Le secteur financier joue un rôle crucial dans le développement d’une Nation. Il permet de canaliser l’épargne vers l’investissement, de financer les entreprises et les ménages, et de faciliter les échanges commerciaux. Un secteur financier solide et efficient est indispensable pour une croissance économique durable et inclusive. Au cours des deux dernières décennies, l’essor rapide des technologies digitales a considérablement contribué à la création des richesses et à l’amélioration du bien-être des populations à travers le monde. Selon la Banque mondiale, l’économie digitale représente déjà près de 20% du PIB mondial et devrait dépasser les 25% dans moins de 7 ans. Cependant, cette contribution est beaucoup plus faible dans les pays en développement. Au Cameroun, la contribution de l’économie digitale au PIB reste modeste. Elle tourne autour de 5% selon le ministère des Postes et télécommunications (Minpostel). Ce retard s’explique par des insuffisances qualitatives et quantitatives au niveau des infrastructures et du capital humain. Bien que l’on puisse considérer que ce rythme est lent par rapport à son potentiel et à l’évolution observée dans d’autres pays, le système financier camerounais s’est progressivement transformé grâce à l’utilisation des innovations digitales notamment les technologies de paiement. L’une des plus inclusives est le mobile money qui offre la possibilité aux populations d’accéder à divers services tels que les transferts d’argent, les paiements en ligne, les microcrédits, et autres. Bien entendu, des efforts restent à faire pour le rendre plus inclusif au Cameroun.
Minette Libom li Likeng, ministre des Postes et télécommunications
« L’écosystème des startups peut révolutionner le marché financier »

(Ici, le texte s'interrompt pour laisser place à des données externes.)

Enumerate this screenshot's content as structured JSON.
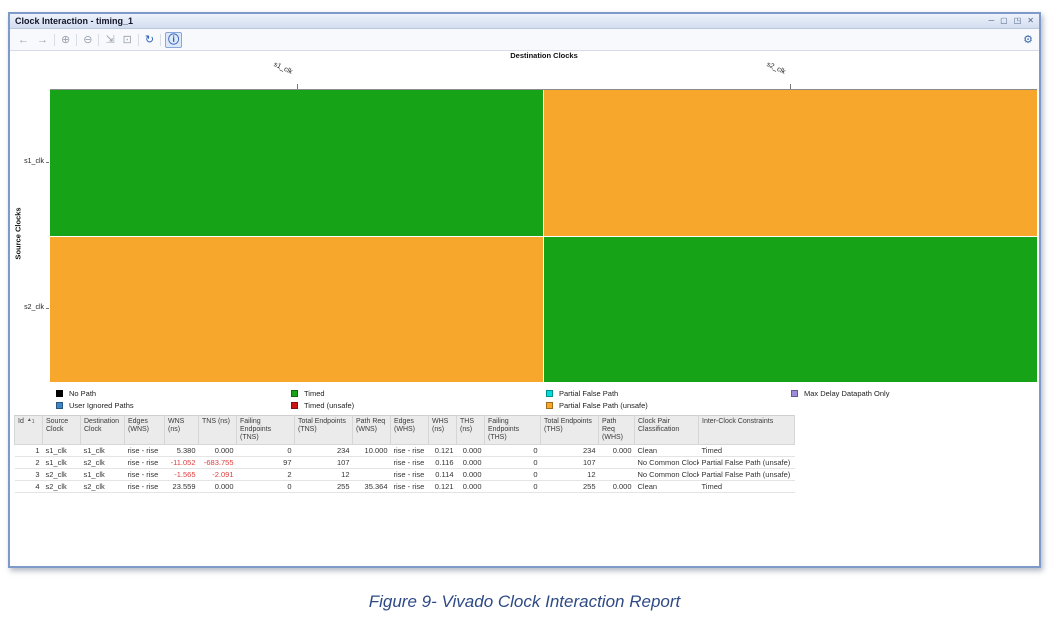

L a vision stratégique pour l’intégration continue des technologies innovantes au sein du tissu digital national de manière générale et du système financier de manière spécifique doit se concentrer, au-delà de la construction d’infrastructures robustes, sur le renforcement de l’éducation numérique à tous les niveaux, et l’instauration de mesures incitatives afin d’attirer les entreprises, en vue d’un écosystème financier inclusif et innovant, ainsi que sur la mise en place d’une réglementation adaptée, pour une intégration réussie des technologies digitales dans les services de paiement. Et pour ce faire, la promotion de l’innovation, le renforcement et le soutien des initiatives locales, notamment celles menées par les start-up camerounaises sont indispensables en vue de la mise en place d’un tissu entrepreneurial du numérique. Il s’agit notamment de la mise en place d’incubateurs et d’accélérateurs spécialisés, de la facilitation de l’accès au financement, de subventions pour la recherche et le développement, et même d’allègements fiscaux. L’écosystème des startups, particulièrement dans le domaine de la fintech joue en effet, un rôle transformationnel en introduisant de nouvelles idées et technologies qui peuvent révolutionner le marché financier.